When you call ImGui::Button("Hello World") it has no way of telling if it’s the same button as on the previous frame, or a new one. You’re simply not providing that data to the framework.

It’s often good enough for rendering, they don’t really care if it’s an old or new button as long as the GPU renders identical pixels. When you need state however (animations certainly do), the approach is no longer useful.

A framework might use heuristics like match text of the button or relative order of things, but none of them is reliable enough. Buttons may change text, they may be dynamically shown or hidden, things may be reordered in runtime.

> Layout problems can be solved by running several passes over the UI description before rendering happens.

You’re correct that it’s technically solvable. It’s just becomes computationally expensive for complex GUIs. You can’t reliably attach state to visual elements, gonna have to re-measure them every frame.

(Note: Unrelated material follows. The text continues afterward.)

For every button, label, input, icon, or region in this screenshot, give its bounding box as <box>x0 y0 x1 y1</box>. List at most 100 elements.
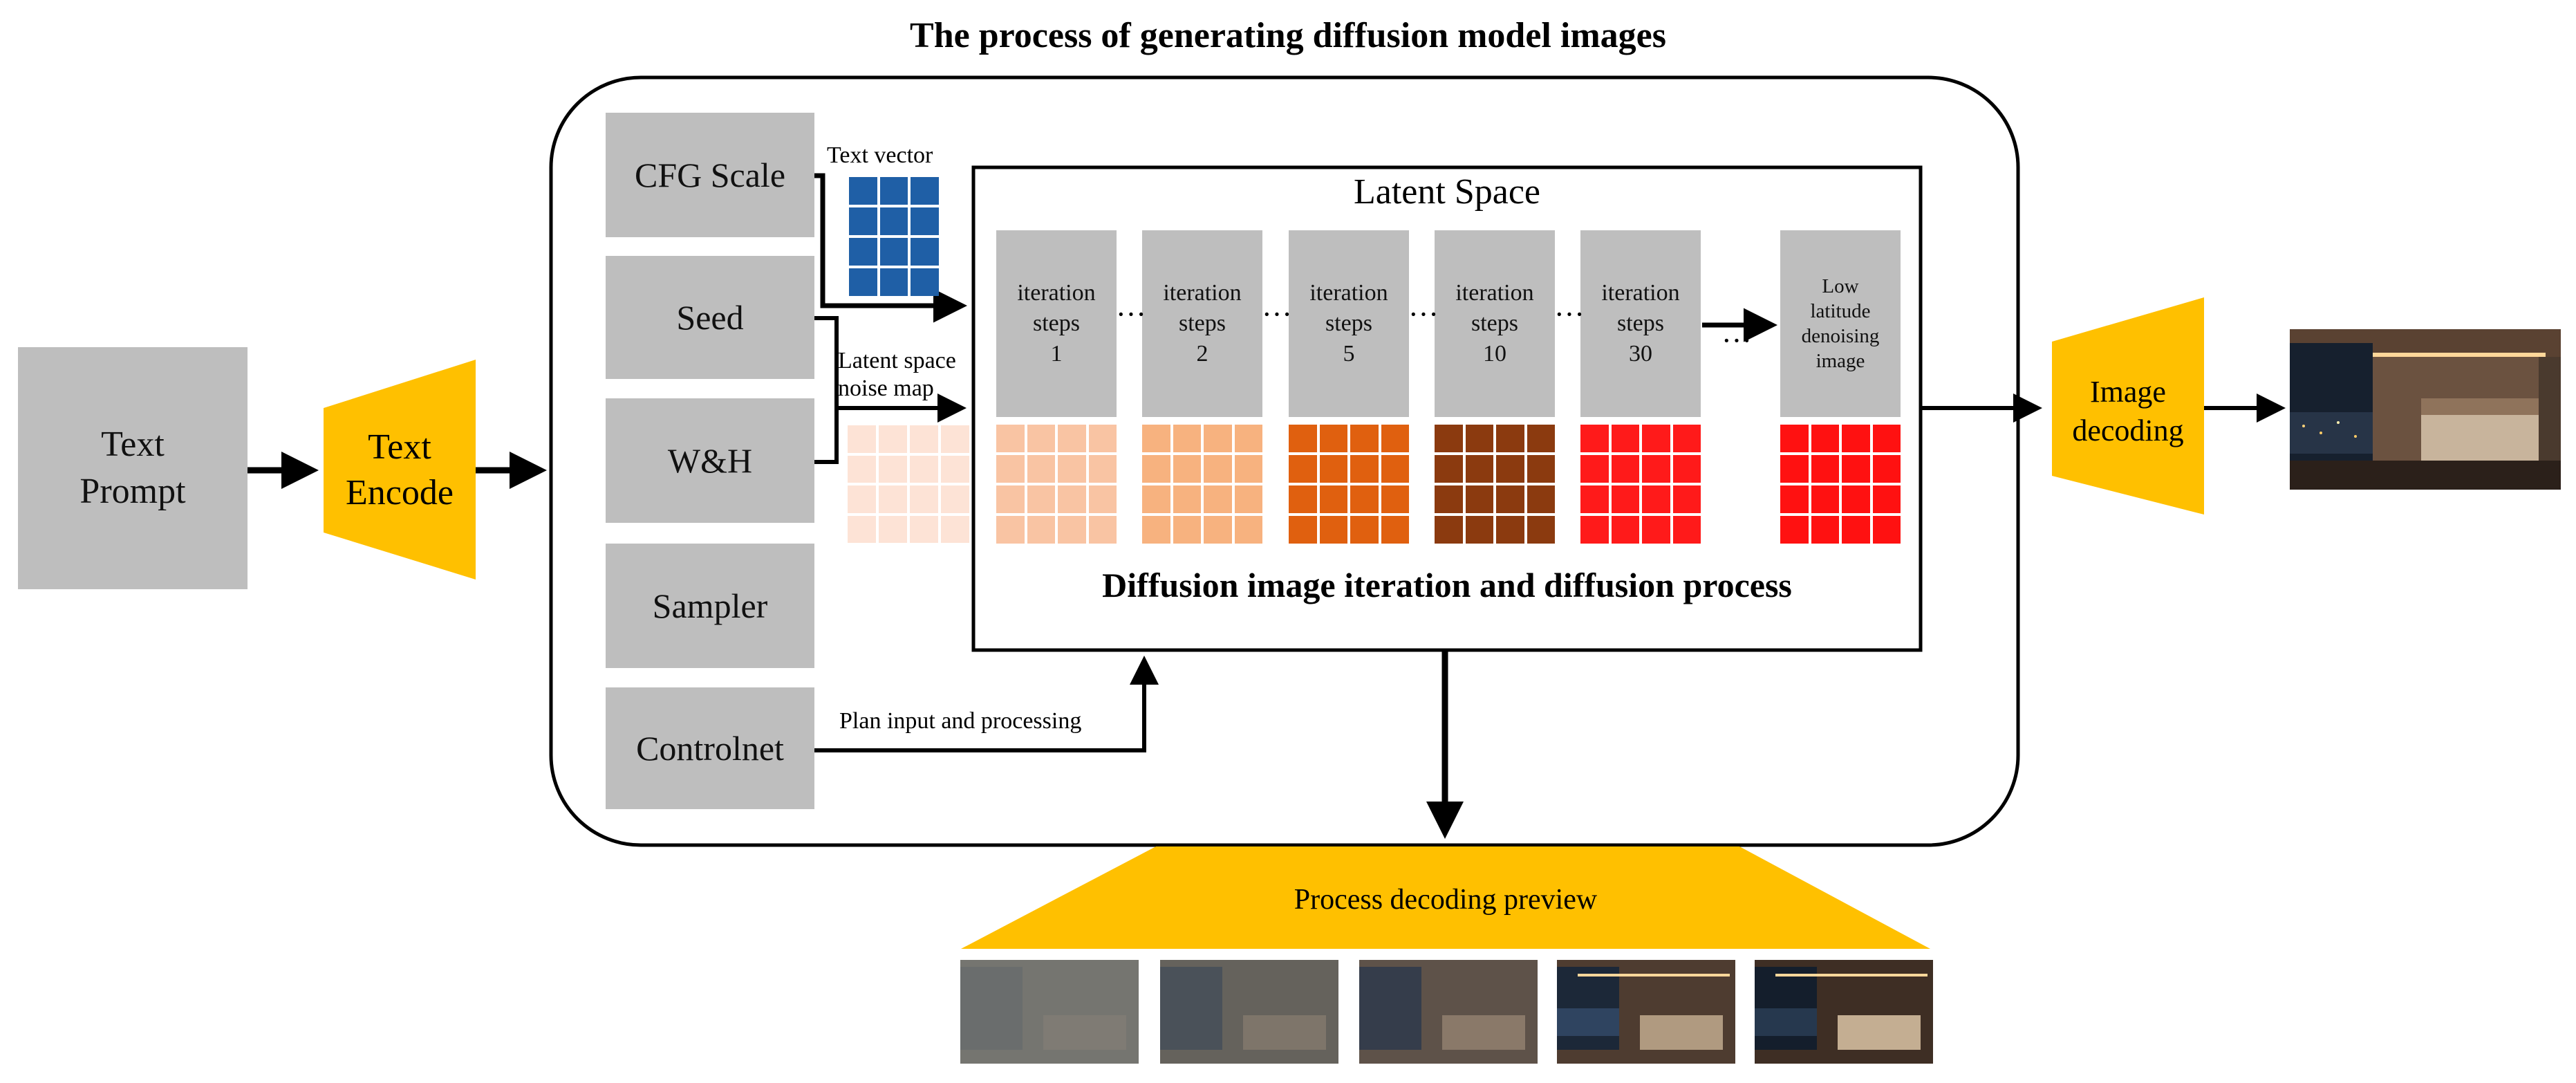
latent-cell <box>1204 425 1232 452</box>
latent-cell <box>1381 485 1409 513</box>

> There need to be accessibility APIs which let user interface frameworks connect to screen readers

Windows has it for decades now. For Win32 everything is automatic and implemented by the OS. Good custom-painted GUI frameworks like WPF or UWP handle WM_GETOBJECT message and return IAccessible COM interface. That COM interface implements reflection of the complete GUI, exposing an objects hierarchy. I’m not saying it’s impossible to do with immediate rendering, just very hard without explicit visual tree that persists through the lifetime of the window.

2 comments

> When you call ImGui::Button("Hello World") it has no way of telling if it’s the same button as on the previous frame

ImGui does have stable widget ids, otherwise many features which require keeping state across frames wouldn't work. In case of your button example, the widget id is hashed from the label string "Hello World":

https://github.com/ocornut/imgui/blob/61b19489f1ba35934d9114...

This is just the default behaviour, there's also a convention to define the id separately from the visible label string behind a '##':

https://github.com/ocornut/imgui/blob/61b19489f1ba35934d9114...

Of course other immediate mode UIs might have a different way to define widget ids.

> When you call ImGui::Button("Hello World") it has no way of telling if it’s the same button as on the previous frame, or a new one.

Can you solve this by adding stable IDs to the API, so you'd call `ImGui::Button("my-button-id", button_text)`?

To consistently assign these IDs you gonna have a tree on your side of the API. You’ll then have two visual trees, one on your side on the API, another one on the framework’s side of the API. And then you gonna be debugging things.

Who and when should destroy backend visual nodes? If you won’t use an ID in some frame, does it indicate the backend should drop the related state? What if an animation is still playing on the element in question? What if the missing control re-appears later i.e. was only hidden temporarily? What should backend do if you reuse same ID for different things?

One can implement simple stuff using any approach, immediate GUI is often the simplest of them. It’s when use cases are complicated you need a full-blown retrained mode OO framework. Win32, HTML DOM, MS XAML, QT, UIKit are all implemented that way, that’s not a coincidence.